Given \(P(A) = 0.43, P(B) = 0.72,\) and \(P(A \cap B) = 0.29\text{,}\) determine
  1. \(\displaystyle P(A \cup B)\)
  2. \(\displaystyle P(B | A)\)
  3. \(\displaystyle P(A | B)\)
  4. \(\displaystyle P(A^c \cap B^c)\)
Solution.
Use the Theorems and Definitions provided to complete the first three. For the fourth part, it might be useful to use DeMorgan’s Laws from set theory to rewrite \(A^c \cap B^c = (A \cup B)^c\) and then use a theorem.
The table below classifies students at your university according to gender and according to major.
Table 4.9.3. Gender vs Major
Enrollment Male Female Totals
STEM 420 510 930
Business 320 270 590
Other 610 710 1320
Totals 1350 1490 2840
Determine the following:
  1. \(\displaystyle P( \text{STEM major} )\)
  2. \(\displaystyle P( \text{STEM | Female} )\)
  3. \(\displaystyle P( \text{Female | STEM} )\)
  4. \(\displaystyle P( \text{Female | Not STEM} )\)
You are in a probability and statistics class with a teacher who has predetermined that only one student can make an A for the course. To be "fair", he places a number of slips of paper in a bowl equal to the number of students in the course with one of the slips having an A designation. Students in the course each can pick once randomly from the bowl and without replacement to see if they can get the lucky slip. Determine the following:
  1. If there are 15 students in your course, determine the probabilities of getting an A in the course if you pick first and if you pick last.
  2. Since the teacher likes you the most, she will give you the option of deciding whether to pick at any position. If so, determine the position that would give you the best likelihood of getting the A slop.
  3. Suppose again that the teacher was feeling more generous and decided instead to allow for two A’s. Determine how that changes your likelihood of winning and on what position you would like to choose.
  4. Continue as above except that only one slip does not have an A on it.
  5. Discuss how your choice is affected by the number of students in the course or the number of A slips included.
Solution.
Using the normal equally-likely definition, \(P(\text{first}) = \frac{1}{15}\text{.}\)
To get the A on the last pick requires that all of the previous picks to be something else.

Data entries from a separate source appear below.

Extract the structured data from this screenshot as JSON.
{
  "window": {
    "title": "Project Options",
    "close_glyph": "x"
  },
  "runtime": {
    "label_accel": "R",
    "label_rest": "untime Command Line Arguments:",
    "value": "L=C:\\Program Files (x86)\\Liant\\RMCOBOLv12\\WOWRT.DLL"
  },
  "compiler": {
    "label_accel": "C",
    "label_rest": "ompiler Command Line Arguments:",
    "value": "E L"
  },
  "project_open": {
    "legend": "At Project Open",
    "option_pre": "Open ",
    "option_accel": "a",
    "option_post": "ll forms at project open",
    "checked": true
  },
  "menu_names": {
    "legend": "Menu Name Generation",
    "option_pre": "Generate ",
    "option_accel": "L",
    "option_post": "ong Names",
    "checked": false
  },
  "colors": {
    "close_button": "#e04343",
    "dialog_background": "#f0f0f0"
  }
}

You don’t get the opportunity to pick the A if it has already been selected. So, if L stands for losing (not getting the A), then
\begin{align*} P(\text{last}) & = P(\text{LLLLLLLLLLLLLLA}) \\ & = \frac{14 \cdot 13 \cdot 12 \cdot 11 \cdot 10 \cdot 9 \cdot 8 \cdot 7 \cdot 6 \cdot 5 \cdot 4 \cdot 3 \cdot 2 \cdot 1}{15 \cdot 14 \cdot 13 \cdot 12 \cdot 11 \cdot 10 \cdot 9 \cdot 8 \cdot 7 \cdot 6 \cdot 5 \cdot 4 \cdot 3 \cdot 2} = \frac{1}{15}. \end{align*}
Therefore, it is the same probability of getting the A whether you pick first or last. In general, to win on the kth pick gives
\begin{align*} P(\text{kth}) & = P(\text{LL...LA})\\ & = \frac{14 \cdot 13 \cdot ... \cdot (15-k) \cdot 1}{15 \cdot 14 ... \cdot (16-k) \cdot (15-k)} = \frac{1}{15} \end{align*}
Hence, it is the same probability regardless of when you get to pick.
If there are two A’s possible, then the options for person k in include either receiving the first of the two slips or the second. The probability for determining the first of the two is computed in a manner similar to above except that there is one more A and one less other.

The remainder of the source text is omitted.